Complimenti allo staff di Lugano Dante per l’eccellente recensione su Hotel.com
There’s ostensibly no better place to learn about hospitality done right than by the turquoise glacial waters of Lugano, Switzerland. While most traditionally think of the nation as one of French- and German-speaking cantons, a southern outcrop less than an hour north of Milan offers a third flavor heavily influenced by neighboring Italy.
Upon visiting for a day, Carlo Fontana, co-owner of the Hotel Lugano Dante, was determined to make my wife and me, like all other guests, feel both comfortable and welcome. As he remarks, “The Swiss are the ultimate hoteliers; it’s in our DNA!” Through such renowned institutions as the Lausanne Hotel School (EHL), this reputation is all-but-globally accepted. But theory and practice are often divergent. Thus, it was my mission to check out this humble, 85-room, 4-star property.

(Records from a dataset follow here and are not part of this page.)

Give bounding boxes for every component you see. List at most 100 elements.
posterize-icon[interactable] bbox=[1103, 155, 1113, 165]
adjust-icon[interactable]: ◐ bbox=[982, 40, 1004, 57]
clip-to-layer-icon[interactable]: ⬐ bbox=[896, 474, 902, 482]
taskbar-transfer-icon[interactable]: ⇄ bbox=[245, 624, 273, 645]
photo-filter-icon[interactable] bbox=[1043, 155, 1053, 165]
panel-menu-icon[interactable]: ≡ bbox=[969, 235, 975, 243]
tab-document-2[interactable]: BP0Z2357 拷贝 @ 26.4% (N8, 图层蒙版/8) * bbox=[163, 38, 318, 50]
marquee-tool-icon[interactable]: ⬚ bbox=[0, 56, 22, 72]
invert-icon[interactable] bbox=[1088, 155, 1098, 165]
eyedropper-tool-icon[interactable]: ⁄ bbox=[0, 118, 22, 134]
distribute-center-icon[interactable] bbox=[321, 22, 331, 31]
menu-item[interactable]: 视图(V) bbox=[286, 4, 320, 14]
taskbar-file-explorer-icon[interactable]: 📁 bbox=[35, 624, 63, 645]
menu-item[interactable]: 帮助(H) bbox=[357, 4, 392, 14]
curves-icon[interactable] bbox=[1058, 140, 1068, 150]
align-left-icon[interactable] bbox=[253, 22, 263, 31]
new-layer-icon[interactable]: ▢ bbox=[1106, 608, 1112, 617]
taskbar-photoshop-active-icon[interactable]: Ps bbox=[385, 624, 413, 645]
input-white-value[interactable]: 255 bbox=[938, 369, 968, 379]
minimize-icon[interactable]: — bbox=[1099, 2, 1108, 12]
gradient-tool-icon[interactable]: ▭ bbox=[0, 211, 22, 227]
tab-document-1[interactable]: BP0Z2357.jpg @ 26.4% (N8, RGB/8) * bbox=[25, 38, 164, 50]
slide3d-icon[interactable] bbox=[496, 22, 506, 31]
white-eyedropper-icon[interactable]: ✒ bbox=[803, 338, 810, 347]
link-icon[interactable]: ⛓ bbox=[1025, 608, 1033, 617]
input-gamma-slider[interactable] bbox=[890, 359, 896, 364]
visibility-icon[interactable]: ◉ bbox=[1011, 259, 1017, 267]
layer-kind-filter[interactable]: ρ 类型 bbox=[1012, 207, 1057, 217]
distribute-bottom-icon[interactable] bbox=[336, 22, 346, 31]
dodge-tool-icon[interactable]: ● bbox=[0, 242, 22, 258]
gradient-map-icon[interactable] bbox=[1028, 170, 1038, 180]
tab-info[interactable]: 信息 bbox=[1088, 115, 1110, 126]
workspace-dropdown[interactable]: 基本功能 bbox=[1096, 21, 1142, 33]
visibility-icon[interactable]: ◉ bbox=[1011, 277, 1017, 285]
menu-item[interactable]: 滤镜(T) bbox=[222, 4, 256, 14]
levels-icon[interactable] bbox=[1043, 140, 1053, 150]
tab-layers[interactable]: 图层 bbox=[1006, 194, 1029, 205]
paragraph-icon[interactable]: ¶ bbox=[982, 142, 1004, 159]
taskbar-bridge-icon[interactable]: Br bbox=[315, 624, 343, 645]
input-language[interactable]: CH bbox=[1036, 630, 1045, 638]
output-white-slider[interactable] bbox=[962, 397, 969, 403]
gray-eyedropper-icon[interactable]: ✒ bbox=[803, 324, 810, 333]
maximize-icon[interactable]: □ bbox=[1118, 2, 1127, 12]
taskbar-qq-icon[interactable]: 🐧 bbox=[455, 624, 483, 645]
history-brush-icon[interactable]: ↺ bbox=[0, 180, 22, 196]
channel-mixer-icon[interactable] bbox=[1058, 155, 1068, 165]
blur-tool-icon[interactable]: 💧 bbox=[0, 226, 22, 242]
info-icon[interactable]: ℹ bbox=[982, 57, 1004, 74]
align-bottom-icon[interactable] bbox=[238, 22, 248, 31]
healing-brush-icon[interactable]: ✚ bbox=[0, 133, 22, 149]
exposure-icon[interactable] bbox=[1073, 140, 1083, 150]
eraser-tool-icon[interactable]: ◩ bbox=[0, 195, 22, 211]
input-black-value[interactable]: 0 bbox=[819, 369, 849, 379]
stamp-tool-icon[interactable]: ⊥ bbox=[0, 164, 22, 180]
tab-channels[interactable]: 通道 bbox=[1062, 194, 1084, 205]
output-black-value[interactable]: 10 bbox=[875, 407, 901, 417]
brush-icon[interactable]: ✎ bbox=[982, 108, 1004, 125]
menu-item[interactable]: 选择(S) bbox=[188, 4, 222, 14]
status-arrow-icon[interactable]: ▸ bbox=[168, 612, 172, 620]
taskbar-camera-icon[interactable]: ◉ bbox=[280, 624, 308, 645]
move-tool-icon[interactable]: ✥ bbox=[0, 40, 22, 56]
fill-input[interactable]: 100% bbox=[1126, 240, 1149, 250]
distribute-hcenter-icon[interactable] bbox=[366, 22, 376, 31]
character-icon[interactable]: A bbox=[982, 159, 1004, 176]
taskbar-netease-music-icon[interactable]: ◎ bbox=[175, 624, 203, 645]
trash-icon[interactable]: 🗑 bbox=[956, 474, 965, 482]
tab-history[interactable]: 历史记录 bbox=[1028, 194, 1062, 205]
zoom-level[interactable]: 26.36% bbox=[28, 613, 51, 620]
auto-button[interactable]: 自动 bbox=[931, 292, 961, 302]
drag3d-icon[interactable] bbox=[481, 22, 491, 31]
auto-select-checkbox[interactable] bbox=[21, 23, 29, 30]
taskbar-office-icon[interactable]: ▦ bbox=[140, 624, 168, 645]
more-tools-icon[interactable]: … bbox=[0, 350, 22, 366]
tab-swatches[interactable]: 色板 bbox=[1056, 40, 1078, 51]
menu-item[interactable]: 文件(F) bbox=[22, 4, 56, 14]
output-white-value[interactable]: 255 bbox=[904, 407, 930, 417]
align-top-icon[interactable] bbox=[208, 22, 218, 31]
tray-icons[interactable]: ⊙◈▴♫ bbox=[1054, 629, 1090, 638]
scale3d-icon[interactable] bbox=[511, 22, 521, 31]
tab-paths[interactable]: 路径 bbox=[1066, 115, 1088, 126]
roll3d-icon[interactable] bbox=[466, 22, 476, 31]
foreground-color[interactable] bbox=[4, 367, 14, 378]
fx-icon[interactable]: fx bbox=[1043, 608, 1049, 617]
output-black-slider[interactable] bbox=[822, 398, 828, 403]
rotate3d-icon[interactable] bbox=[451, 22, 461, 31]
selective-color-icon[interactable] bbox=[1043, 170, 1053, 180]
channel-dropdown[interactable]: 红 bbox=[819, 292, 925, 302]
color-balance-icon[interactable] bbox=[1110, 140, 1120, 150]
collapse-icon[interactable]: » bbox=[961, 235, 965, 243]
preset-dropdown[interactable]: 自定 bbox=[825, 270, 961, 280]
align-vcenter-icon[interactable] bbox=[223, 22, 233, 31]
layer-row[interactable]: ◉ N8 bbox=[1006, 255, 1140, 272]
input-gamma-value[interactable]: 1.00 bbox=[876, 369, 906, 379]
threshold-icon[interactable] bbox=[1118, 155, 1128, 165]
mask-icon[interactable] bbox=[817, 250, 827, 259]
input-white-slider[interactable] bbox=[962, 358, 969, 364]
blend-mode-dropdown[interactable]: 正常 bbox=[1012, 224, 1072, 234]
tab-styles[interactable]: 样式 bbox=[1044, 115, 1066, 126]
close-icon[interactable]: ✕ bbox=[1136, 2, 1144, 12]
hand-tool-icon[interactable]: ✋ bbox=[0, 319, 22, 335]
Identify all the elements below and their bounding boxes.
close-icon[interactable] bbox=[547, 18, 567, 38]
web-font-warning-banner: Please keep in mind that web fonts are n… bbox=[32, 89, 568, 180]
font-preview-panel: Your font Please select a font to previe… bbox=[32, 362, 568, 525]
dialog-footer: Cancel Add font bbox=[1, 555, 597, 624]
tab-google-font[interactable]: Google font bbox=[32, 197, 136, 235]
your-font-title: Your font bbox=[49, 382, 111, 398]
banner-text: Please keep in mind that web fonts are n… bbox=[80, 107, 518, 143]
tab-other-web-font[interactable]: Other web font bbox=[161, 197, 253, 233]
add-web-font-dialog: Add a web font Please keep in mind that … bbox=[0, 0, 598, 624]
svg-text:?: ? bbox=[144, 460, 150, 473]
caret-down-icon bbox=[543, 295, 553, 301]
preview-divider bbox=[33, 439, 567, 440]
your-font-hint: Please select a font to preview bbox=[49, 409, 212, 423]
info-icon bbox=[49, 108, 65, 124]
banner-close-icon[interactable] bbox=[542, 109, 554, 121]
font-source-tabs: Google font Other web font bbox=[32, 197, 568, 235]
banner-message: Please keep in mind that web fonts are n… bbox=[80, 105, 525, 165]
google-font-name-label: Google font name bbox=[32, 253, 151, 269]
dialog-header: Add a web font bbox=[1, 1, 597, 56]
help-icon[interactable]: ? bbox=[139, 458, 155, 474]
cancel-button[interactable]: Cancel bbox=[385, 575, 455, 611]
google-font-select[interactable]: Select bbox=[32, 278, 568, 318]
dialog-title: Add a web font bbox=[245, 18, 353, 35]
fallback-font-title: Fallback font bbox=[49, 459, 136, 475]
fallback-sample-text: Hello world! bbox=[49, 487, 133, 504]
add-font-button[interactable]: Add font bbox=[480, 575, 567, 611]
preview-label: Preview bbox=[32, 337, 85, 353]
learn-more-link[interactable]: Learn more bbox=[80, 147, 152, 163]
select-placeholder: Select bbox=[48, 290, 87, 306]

Hotel Lugano Dante is four steps from the funicular access to the train station. Once inside, the lobby is traditional and spotlessly clean. At reception, the greeting is both personalized and informative. Using pre-arrival questionnaire technology, the hotel has obtained all the necessary information to improve your stay.
First, your bags are taken to your room and you’re told there is no need to tip the bell staff, as they are well-paid for their work. Second, you are provided with a map of the town. Noting my wife’s interest in shopping, they had already circled a few outlets that were having sales that day as well as identifying a location for a weekly flea market. They had also prepared two passes that would allow us to travel on all public transit free for the duration of our trip.
To create interest in the lobby, a small 3-D printer was producing small ‘rubber’ duck sculptures in a variety of substrates. A 3-franc donation got you a sample. Having never seen one of these in operation, it was fascinating to watch.
The old-fashioned key on an oversized heavy chain and fob was a throwback compared to current VingCard or equivalent. When asked about this feature, Carlo responded, “The key is a symbol. It is not just a piece of plastic that the guest throws away or forgets somewhere, but a recognition of the care and ‘old world’ quality of our property.”
As you would expect by now, the room was antiseptically clean. While renovated just over a year ago, it was hard to tell that it was even used once. Interestingly, the selection of broadcast channels was extensive, with offerings in 10 languages. As another throwback, a yellow plastic duck with a note asked us to take him (or her) home to remember our stay – an excellent reprise of the duck printer in the lobby.
At night, pillowtop sound levels measured at 34 dB – very close to what we would consider absolute silence. Adding to that, there was a pillow concierge service to supplement a very spacious bed.
The next morning, complimentary breakfast was offered from 6 a.m. onwards, which was refreshing as it gave us enough time to eat and still catch an early bus to Malpensa Airport. As a final touch, when we handed back our key, we were given a clear plastic bag holding a dozen Swiss cookies. We were told that with our early departure, the chef was concerned that we might have been rushed at breakfast.
Most hoteliers could learn a lot from a stay at the Hotel Lugano Dante. Its commitment to the guest is both memorable and tailored to what’s needed, all through traditional methodologies that can be replicated by any property. Oftentimes, sweeping changes aren’t necessary to bring a hotel up to speed but a commitment to refining service delivery through the mastery of all the little things that make a stay complete.